Bug in FIFA World Cup internal system gave anyone ability to modify TV stream

国际足联世界杯内部系统漏洞导致任何人都能修改电视转播画面

A security researcher said she was able to access several internal FIFA platforms due to a simple security flaw, which allowed her to watch and have full control of the TV stream of every World Cup game. 一位安全研究人员表示，由于一个简单的安全漏洞，她能够访问多个国际足联（FIFA）的内部平台，这使她能够观看并完全控制每一场世界杯比赛的电视转播画面。

The researcher, who goes by BobDaHacker, said she simply registered as a player agent on FIFA’s official agent registration platform. Then, thanks to having that account and a flaw in FIFA’s back-end API, which didn’t check if a user actually had the proper authorization, she was able to access several internal FIFA platforms. 这位化名为“BobDaHacker”的研究人员称，她只是在国际足联的官方经纪人注册平台上注册了一个球员经纪人账号。随后，凭借该账号以及国际足联后端 API 存在的一个漏洞——该漏洞未能验证用户是否具备相应的授权——她成功访问了多个国际足联内部平台。

This included the system that allows broadcasters to control what gets displayed on people’s TVs across the world, and what gets displayed on commentators’ screens as they narrate the match, per the researcher. 据该研究人员透露，这些平台中包括允许广播公司控制全球观众电视画面显示内容的系统，以及解说员在进行比赛解说时屏幕上所显示内容的控制系统。

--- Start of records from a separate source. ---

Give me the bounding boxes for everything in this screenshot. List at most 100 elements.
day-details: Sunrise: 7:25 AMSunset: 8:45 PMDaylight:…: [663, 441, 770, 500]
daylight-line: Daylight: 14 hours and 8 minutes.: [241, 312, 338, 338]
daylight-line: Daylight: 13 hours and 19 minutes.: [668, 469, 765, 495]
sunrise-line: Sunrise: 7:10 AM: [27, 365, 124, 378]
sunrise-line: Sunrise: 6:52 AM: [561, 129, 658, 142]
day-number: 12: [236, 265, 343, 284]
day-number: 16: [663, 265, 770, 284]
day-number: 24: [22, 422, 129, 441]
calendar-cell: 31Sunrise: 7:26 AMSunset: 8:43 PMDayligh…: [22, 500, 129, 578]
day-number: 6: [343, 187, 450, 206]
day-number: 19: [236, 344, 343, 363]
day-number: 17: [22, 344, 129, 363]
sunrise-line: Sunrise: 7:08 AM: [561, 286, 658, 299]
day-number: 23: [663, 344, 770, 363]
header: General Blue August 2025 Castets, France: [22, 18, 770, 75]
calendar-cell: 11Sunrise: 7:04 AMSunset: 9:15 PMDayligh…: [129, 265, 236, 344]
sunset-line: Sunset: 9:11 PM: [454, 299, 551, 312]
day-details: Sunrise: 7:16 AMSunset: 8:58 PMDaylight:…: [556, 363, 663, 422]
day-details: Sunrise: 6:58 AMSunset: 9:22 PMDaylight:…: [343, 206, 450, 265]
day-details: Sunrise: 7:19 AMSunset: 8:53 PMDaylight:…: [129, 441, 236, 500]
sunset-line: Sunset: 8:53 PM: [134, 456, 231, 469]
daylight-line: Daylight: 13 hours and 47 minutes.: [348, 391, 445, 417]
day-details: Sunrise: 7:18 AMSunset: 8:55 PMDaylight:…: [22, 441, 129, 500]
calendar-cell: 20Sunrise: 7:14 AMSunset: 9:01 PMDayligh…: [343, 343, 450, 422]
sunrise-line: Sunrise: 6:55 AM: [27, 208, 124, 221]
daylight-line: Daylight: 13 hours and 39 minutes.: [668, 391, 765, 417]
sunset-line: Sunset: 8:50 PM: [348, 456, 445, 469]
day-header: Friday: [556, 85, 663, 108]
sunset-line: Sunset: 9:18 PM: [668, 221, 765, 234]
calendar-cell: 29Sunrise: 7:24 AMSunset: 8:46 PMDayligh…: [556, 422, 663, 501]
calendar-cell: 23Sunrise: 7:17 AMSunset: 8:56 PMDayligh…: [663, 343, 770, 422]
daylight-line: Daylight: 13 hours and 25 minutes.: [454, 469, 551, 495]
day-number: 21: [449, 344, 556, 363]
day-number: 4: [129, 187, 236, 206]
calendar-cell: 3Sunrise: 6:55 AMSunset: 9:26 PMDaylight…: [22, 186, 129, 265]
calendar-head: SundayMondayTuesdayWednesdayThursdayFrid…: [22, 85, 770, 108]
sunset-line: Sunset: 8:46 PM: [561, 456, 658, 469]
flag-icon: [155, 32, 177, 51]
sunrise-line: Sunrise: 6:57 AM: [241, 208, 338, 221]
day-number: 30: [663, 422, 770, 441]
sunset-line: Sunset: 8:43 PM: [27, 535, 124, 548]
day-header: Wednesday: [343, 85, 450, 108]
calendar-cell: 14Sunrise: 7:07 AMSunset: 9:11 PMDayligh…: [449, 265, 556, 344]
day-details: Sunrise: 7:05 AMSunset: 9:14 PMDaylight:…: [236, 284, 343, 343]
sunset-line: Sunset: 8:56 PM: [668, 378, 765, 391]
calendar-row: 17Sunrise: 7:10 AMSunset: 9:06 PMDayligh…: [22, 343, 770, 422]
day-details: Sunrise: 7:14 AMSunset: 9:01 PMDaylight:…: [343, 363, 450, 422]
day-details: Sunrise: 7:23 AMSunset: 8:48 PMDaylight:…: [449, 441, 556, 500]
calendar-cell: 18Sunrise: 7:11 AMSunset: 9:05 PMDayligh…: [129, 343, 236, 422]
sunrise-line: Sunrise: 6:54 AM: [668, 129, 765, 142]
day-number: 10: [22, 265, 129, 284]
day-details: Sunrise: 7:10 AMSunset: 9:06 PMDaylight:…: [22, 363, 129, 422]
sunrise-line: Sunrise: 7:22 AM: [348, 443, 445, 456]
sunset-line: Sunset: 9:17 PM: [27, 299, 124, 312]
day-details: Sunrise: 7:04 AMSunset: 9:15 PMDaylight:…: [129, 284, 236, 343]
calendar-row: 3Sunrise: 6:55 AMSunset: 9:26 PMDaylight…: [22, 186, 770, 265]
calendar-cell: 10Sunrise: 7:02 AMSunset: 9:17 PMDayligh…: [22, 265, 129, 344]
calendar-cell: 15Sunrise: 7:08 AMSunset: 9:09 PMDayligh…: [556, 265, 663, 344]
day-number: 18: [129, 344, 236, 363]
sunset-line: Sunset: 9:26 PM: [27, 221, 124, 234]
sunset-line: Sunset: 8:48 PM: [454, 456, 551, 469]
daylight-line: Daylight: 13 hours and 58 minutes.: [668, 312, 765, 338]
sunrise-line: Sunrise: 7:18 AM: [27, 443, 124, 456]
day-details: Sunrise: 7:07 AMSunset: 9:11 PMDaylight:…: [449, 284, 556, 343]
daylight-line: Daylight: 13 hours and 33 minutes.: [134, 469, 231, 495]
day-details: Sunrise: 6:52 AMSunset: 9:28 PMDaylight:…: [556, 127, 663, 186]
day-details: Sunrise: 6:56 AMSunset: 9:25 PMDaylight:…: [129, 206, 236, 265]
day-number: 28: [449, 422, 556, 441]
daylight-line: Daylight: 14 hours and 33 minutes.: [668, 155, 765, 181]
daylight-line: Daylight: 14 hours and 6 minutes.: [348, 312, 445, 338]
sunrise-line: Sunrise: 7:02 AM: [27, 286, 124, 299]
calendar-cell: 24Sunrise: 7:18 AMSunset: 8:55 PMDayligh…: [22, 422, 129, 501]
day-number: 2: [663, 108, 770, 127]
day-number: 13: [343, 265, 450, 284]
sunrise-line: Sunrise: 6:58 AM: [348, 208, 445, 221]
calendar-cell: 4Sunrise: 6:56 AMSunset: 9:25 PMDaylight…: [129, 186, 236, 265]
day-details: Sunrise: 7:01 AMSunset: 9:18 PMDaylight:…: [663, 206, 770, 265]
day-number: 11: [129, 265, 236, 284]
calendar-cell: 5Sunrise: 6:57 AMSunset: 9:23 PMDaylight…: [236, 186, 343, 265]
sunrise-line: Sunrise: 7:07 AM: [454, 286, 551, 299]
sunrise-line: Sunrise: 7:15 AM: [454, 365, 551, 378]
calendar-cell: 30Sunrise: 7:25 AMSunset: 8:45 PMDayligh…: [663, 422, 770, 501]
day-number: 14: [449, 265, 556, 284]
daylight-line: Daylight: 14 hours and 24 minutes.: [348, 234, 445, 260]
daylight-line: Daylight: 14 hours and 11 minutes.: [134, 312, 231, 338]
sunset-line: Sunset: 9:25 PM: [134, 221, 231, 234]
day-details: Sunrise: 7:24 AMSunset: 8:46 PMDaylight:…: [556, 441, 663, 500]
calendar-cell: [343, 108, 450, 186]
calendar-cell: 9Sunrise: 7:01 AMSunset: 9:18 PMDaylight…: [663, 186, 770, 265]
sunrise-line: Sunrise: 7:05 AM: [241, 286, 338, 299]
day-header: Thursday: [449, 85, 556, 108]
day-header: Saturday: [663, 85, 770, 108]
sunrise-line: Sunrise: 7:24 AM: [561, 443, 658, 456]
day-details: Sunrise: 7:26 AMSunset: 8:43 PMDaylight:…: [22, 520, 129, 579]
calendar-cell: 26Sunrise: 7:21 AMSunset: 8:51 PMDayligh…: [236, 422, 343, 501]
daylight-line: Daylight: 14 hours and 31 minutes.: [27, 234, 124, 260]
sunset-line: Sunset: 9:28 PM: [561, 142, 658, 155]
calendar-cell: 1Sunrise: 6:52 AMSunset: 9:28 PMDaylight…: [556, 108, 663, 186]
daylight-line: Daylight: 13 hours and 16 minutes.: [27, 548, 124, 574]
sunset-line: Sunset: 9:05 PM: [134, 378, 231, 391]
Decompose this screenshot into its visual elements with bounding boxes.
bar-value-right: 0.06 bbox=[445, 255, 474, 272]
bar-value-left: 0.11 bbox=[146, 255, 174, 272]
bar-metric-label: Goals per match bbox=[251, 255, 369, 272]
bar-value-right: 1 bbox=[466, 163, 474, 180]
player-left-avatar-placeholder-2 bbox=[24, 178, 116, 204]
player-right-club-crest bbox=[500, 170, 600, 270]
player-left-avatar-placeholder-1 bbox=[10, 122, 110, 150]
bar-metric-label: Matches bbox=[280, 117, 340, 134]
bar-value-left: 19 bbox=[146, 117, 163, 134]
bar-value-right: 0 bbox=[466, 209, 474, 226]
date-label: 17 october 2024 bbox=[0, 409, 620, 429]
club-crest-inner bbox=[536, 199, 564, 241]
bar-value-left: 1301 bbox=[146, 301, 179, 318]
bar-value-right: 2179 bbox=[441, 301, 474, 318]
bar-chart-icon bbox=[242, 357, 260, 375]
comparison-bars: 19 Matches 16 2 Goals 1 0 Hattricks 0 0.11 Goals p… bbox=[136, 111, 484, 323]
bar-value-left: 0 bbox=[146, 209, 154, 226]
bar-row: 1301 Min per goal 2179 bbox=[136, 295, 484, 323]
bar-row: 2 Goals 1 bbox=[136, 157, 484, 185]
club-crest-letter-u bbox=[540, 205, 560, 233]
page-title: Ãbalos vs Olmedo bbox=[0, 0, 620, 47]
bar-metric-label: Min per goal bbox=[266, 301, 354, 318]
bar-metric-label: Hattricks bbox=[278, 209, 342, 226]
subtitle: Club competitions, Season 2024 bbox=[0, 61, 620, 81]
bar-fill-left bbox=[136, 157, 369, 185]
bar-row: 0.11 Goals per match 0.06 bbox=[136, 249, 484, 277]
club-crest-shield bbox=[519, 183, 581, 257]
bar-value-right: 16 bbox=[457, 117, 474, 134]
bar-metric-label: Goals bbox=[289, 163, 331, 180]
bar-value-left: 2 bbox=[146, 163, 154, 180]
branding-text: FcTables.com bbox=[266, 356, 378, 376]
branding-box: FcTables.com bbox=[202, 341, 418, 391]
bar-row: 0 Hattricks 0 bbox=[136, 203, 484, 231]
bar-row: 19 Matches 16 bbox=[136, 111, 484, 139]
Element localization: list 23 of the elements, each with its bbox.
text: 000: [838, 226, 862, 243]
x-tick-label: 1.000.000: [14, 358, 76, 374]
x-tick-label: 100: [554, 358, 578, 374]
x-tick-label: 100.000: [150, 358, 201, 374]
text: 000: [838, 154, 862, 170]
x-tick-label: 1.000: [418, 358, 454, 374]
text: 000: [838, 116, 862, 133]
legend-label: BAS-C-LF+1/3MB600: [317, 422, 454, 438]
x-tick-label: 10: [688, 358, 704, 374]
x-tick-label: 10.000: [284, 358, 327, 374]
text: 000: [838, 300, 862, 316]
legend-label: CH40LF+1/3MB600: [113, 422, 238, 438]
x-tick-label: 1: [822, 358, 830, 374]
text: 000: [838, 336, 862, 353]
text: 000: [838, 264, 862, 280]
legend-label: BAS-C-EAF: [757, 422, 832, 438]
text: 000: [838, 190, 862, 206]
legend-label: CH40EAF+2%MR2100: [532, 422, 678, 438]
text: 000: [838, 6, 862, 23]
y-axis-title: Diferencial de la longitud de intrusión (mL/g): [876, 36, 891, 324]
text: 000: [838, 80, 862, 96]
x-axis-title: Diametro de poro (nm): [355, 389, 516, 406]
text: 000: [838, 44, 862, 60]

“A single attacker could hijack every camera simultaneously. An attacker could have rickrolled the entire FIFA World Cup,” BobDaHacker wrote in a blog post published on Tuesday. “单一攻击者可以同时劫持所有摄像机。攻击者甚至可以在整个世界杯期间播放恶搞视频（Rickroll），”BobDaHacker 在周二发布的一篇博文中写道。

BobDaHacker reported the flaw on Tuesday night Japan time, and FIFA fixed the issue a few hours later, without ever acknowledging the researcher’s report. FIFA did not immediately respond to TechCrunch’s request for comment. BobDaHacker 于日本时间周二晚间报告了该漏洞，国际足联在几小时后修复了问题，但并未对该研究人员的报告做出任何回应。国际足联未立即回复 TechCrunch 的置评请求。